AQUELE
VENDEDOR
Ledice Pereira
Jorgina havia percebido
aquele vendedor misterioso.
Sempre às terças-feiras,
dia que ela procurava não marcar nenhum compromisso, dia que ela reservava para
si. Levantava tarde, tomava um belo café, lia com calma o jornal e não se preocupava
em cozinhar. Ficava de roupão até tarde, tomava um banho demorado e lá pelas
três e meia/quatro horas, saía para dar uma volta. Parava na padaria, onde
comprava algo que lhe apetecesse, e voltava para casa, cumprimentando um e
outro, parando, às vezes, para conversar com algum passante. Conhecia toda a
vizinhança. Morava ali há vinte e cinco anos, antes mesmo de se separar de
Eduardo.
Invariavelmente, ao voltar
pra casa, dava de cara com o dito vendedor, que ela passou a chamar intimamente
de vendedor de ilusões. O homem surgia, como por encanto, com os mais diversos
objetos, sempre gentil e sorridente. Apenas uma vez, para ajudá-lo, resolvera
comprar um jogo de vassouras. Ela era capaz de jurar que ele a espreitava, tal
a precisão de sua aparição.
Naquela tarde, não foi
diferente. O sujeito surgiu do nada. Ao contrário das outras vezes, trajava um
blazer marinho sobre uma camisa azul clara e vestia uma calça jeans de bom
caimento. A barba desenhada o tornava mais bonito. Teria uns cinquenta e poucos
anos. Os cabelos grisalhos davam-lhe um charme ainda maior.
Jorgina segurou a
respiração. Nunca havia reparado em tantos detalhes. Notou quando ele retirou
um bouquet de rosas vermelhas de dentro de um Corolla preto ali estacionado e
se dirigiu em sua direção, entregando-lhe as flores.
Não sabia como reagir.
Ficou parada sem ter o que falar e até derrubou o pacote que trazia da padaria.
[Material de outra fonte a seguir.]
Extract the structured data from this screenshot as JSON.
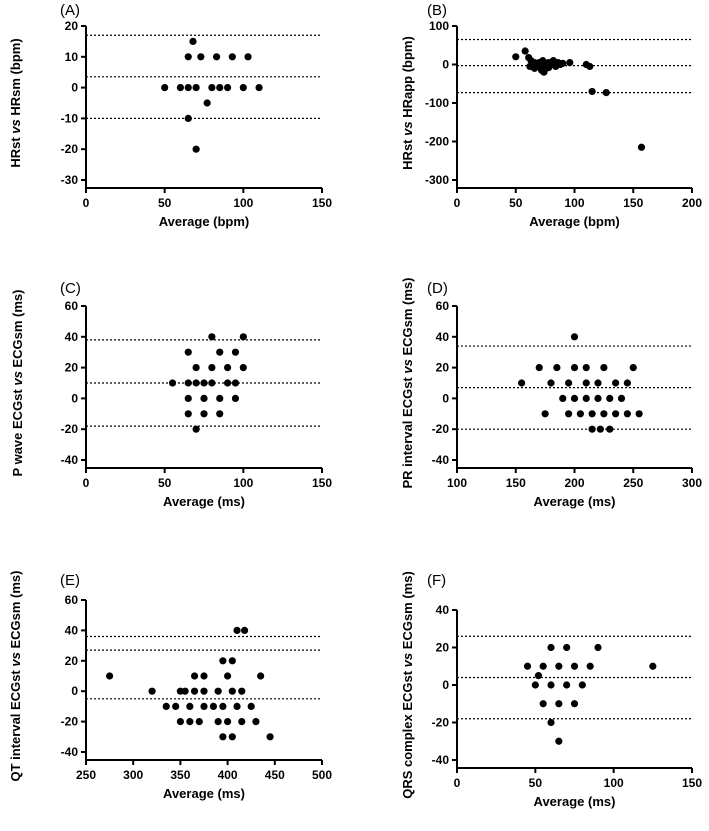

Ele, prontamente apanhou o
embrulho, ao mesmo tempo em que dizia:
─ Pegue, são para você! Desde
que me mudei, há oito meses, para aquele prédio ─ apontou para o prédio à esquerda ─ passei
a observá-la. Mas você nunca me
enxergou. Por não saber como abordá-la, resolvi me passar por vendedor. Espero
que não me julgue muito infantil. Na verdade, sou advogado e trabalho em casa. E...
acho que me apaixonei por você!
Jorgina, que sempre se
julgou dona de seu nariz, pela primeira vez, não sabia o que dizer. Perdeu
literalmente a fala. Pegou as flores, sorriu e o convidou a entrar.